After a number of years in La Ciatot, Denny decided to trade his rustic life in the vineyard for the rising art world of Cannes and then Paris, to be closer to his colony of artistic friends, some of them quite famous. In Cannes he lived in a simple third-floor apartment and made frequent visits to his friends' homes and studios in Antibes. Then in Paris, he bought a small apartment in the Bastille district, where he loved the hustle-bustle and lack of pretension of the then working-class neighborhood. By the time he moved to Paris, his painting style had begun to change dramatically, from largely representational to completely abstract. He began to paint on canvas stretched out on the floor, dropping diluted paint from above and creating rich multicolored patterns. An Italian art critic "discovered" him and hailed him for his new style in a book published in Italian.

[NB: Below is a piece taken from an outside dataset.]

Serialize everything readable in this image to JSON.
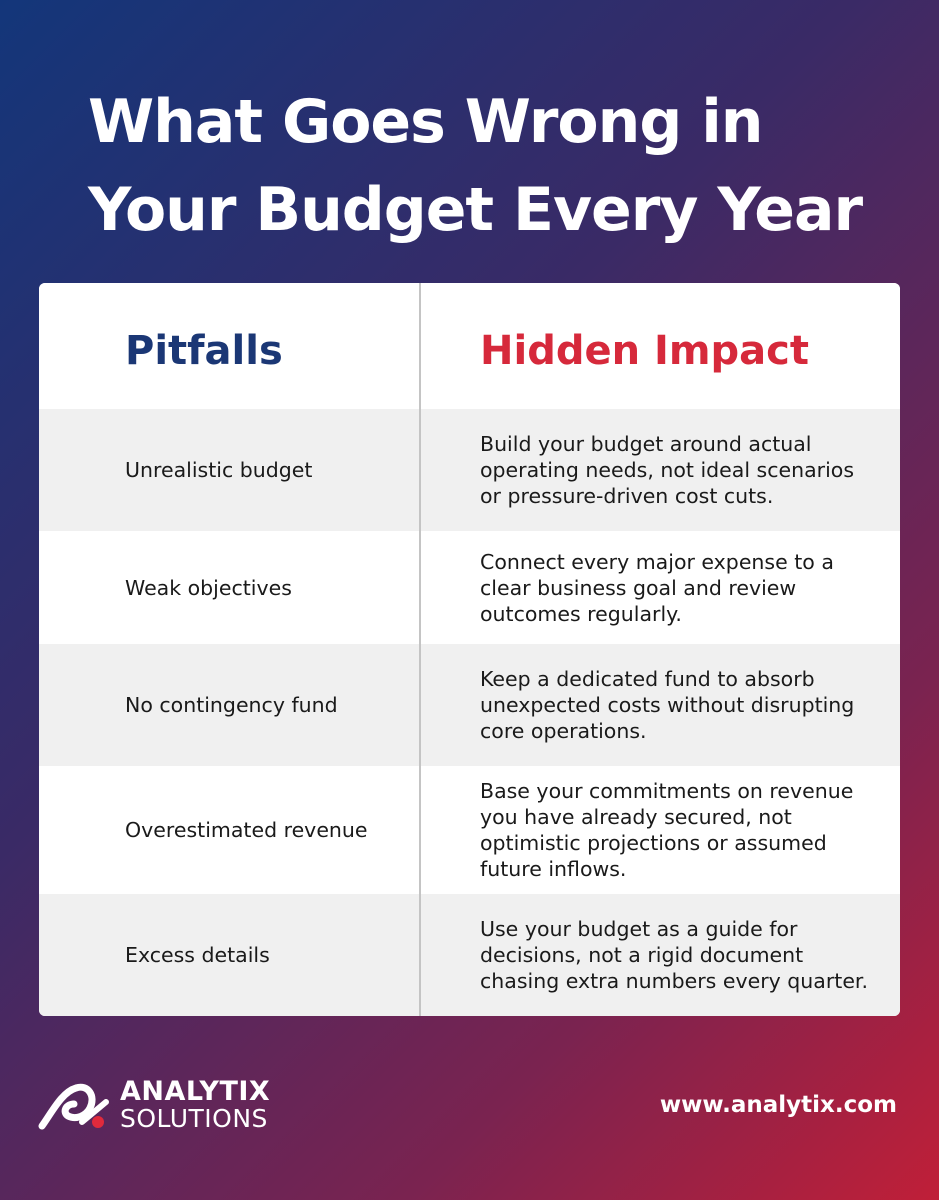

In the early 1960s, Denny's paintings attracted attention in the United States. After the success of a gallery show in Los Angeles in 1964, he returned to live in Santa Barbara, where he had a number of shows at the Esther Baer's Gallery. In the tumultuous politics of the late 1960s and early 1970s, in association with his dear friend Kit Tremaine, he became increasingly active in the civil-rights and anti-Vietnam-war movements. And then in the late 1970s he and Kit moved north to the small coastal town of Elk, in Mendocino County. He designed and built a house for each of them and was thrilled by the light and views from his house and studio, perched on a cliff overlooking the Pacific Ocean. In what was to be perhaps the most prolific period of his artistic career, his painting style again evolved, this time to slightly abstract and vibrantly colored landscapes inspired by his new surroundings.

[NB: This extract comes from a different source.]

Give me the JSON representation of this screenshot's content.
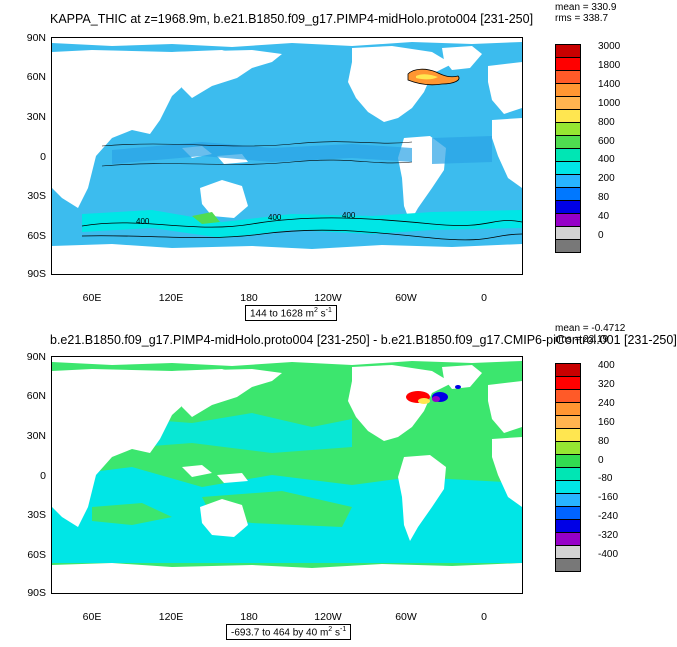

In the early 1980s, Denny moved to San Francisco, where he continued to paint in his Victorian house in the Castro District and had a number of shows at local galleries. By the mid-1990s, Denny's ability to paint was slowed down and then completely stopped by problems with his hands that surgery failed to correct. Instead of painting, the highlight of each day became his walk of an hour or two to explore surrounding neighborhoods and appreciate the diverse architecture and street life of San Francisco. Denny, who never married or had children, always derived great pleasure from keeping up with numerous nieces, nephews, cousins, and friends in the United States and France. His paintings now reside in the permanent collections of a number of museums, including the Santa Barbara Museum of Art. He is survived by his sister Ruth Seaman of Coronado and twelve nieces and nephews.